Jaran Sanghyang juga memiliki keterkaitan erat dengan upacara adat. Misalnya di Desa Bungkulan, Buleleng, Sanghyang Jaran dilaksanakan pada saat purnama sasih keenem atau sekitar bulan Desember–Januari. Waktu ini dipercaya sebagai periode rawan datangnya hama dan penyakit, sehingga ritual ini berfungsi sebagai bentuk “penjagaan” alam. Situs resmi Desa Bungkulan mencatat bahwa tarian ini adalah bagian dari upacara nangluk merana, sebuah upacara sakral untuk menangkal gangguan dan malapetaka.

Menariknya, penari Jaran Sanghyang tidak bisa dipilih sembarangan. Menurut keterangan dari masyarakat Bungkulan, biasanya penari dipilih berdasarkan garis keturunan adat atau melalui proses spiritual tertentu. Hal ini memperlihatkan bahwa tarian ini bukan sekadar pertunjukan, melainkan amanah yang penuh tanggung jawab. Dalam praktiknya, kostum penari sangat sederhana, yaitu hanya kuda-kudaan dari pelepah kelapa dan pakaian tradisional yang tidak rumit. Kesederhanaan itu justru menekankan bahwa inti dari tarian ini adalah kekuatan spiritual, bukan estetika visual.

Jika dilihat sekilas, Jaran Sanghyang mungkin mirip dengan atraksi wisata seperti “kuda lumping” di Jawa. Namun, ada perbedaan mendasar. Kuda lumping kini lebih banyak ditampilkan sebagai hiburan rakyat, sementara Jaran Sanghyang tetap diposisikan sebagai ritual religius yang dijaga kesakralannya. Inilah yang membuatnya memiliki kedudukan istimewa dalam khazanah budaya Bali.

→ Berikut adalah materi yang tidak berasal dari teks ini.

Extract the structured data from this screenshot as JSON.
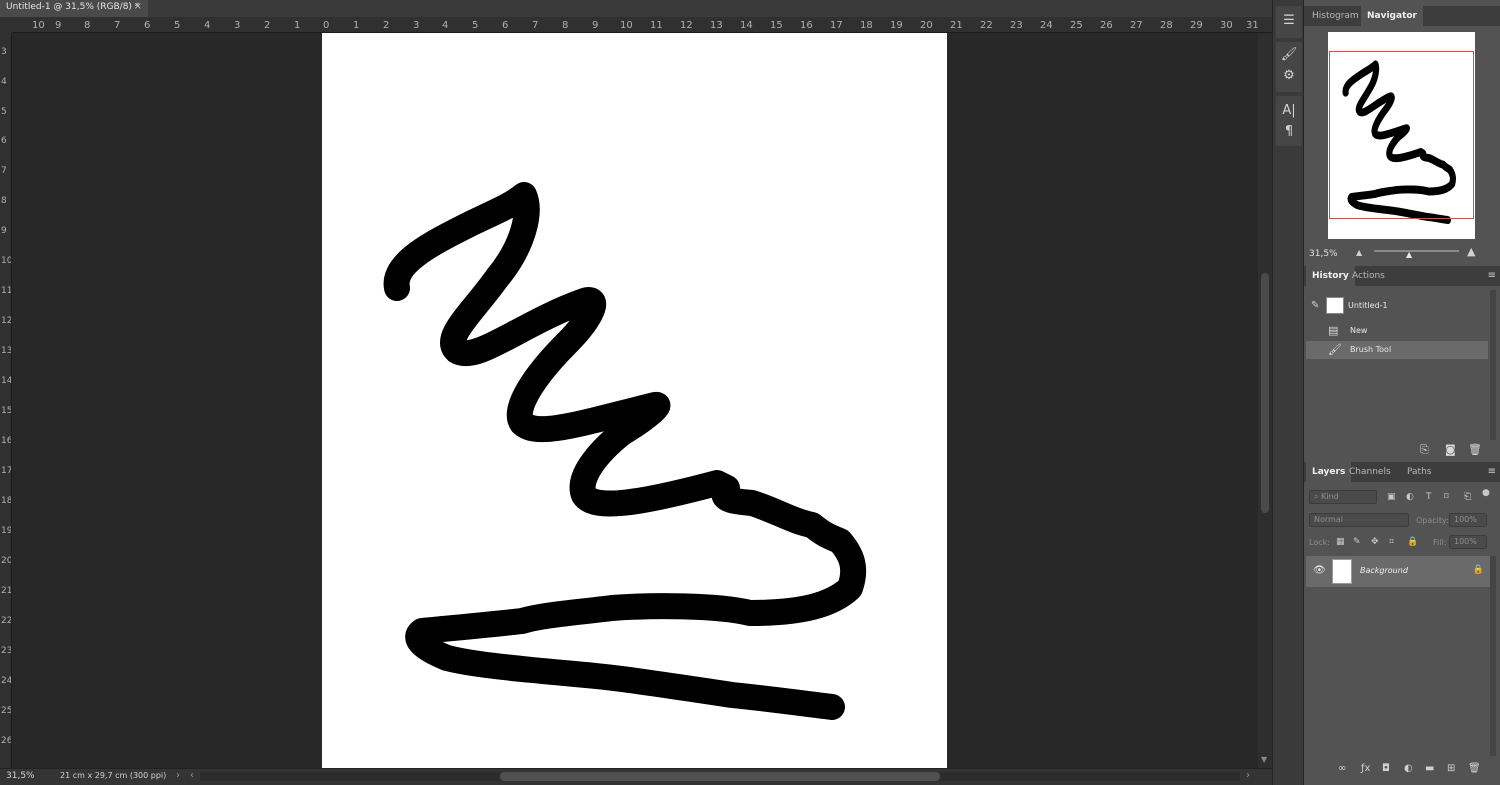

Keberadaan Jaran Sanghyang juga menunjukkan bagaimana masyarakat Bali menjaga hubungan harmonis dengan alam dan dunia spiritual. Tarian ini adalah wujud keyakinan bahwa keselarasan hidup tidak hanya bergantung pada usaha manusia, tetapi juga pada restu alam dan kekuatan tak kasatmata. Seperti yang dijelaskan dalam sumber-sumber lokal, tarian ini bukan hanya “pementasan,” melainkan doa yang diwujudkan dalam gerakan tubuh.

Di era modern, ketika banyak tradisi hanya menjadi tontonan wisata, keberlanjutan tarian sakral seperti Jaran Sanghyang menjadi penting. Ia mengingatkan kita bahwa di balik kesenian, ada nilai spiritual, sosial, dan ekologis yang tidak boleh hilang. Lebih dari sekadar budaya, Jaran Sanghyang adalah cara masyarakat Bali merawat keseimbangan hidup.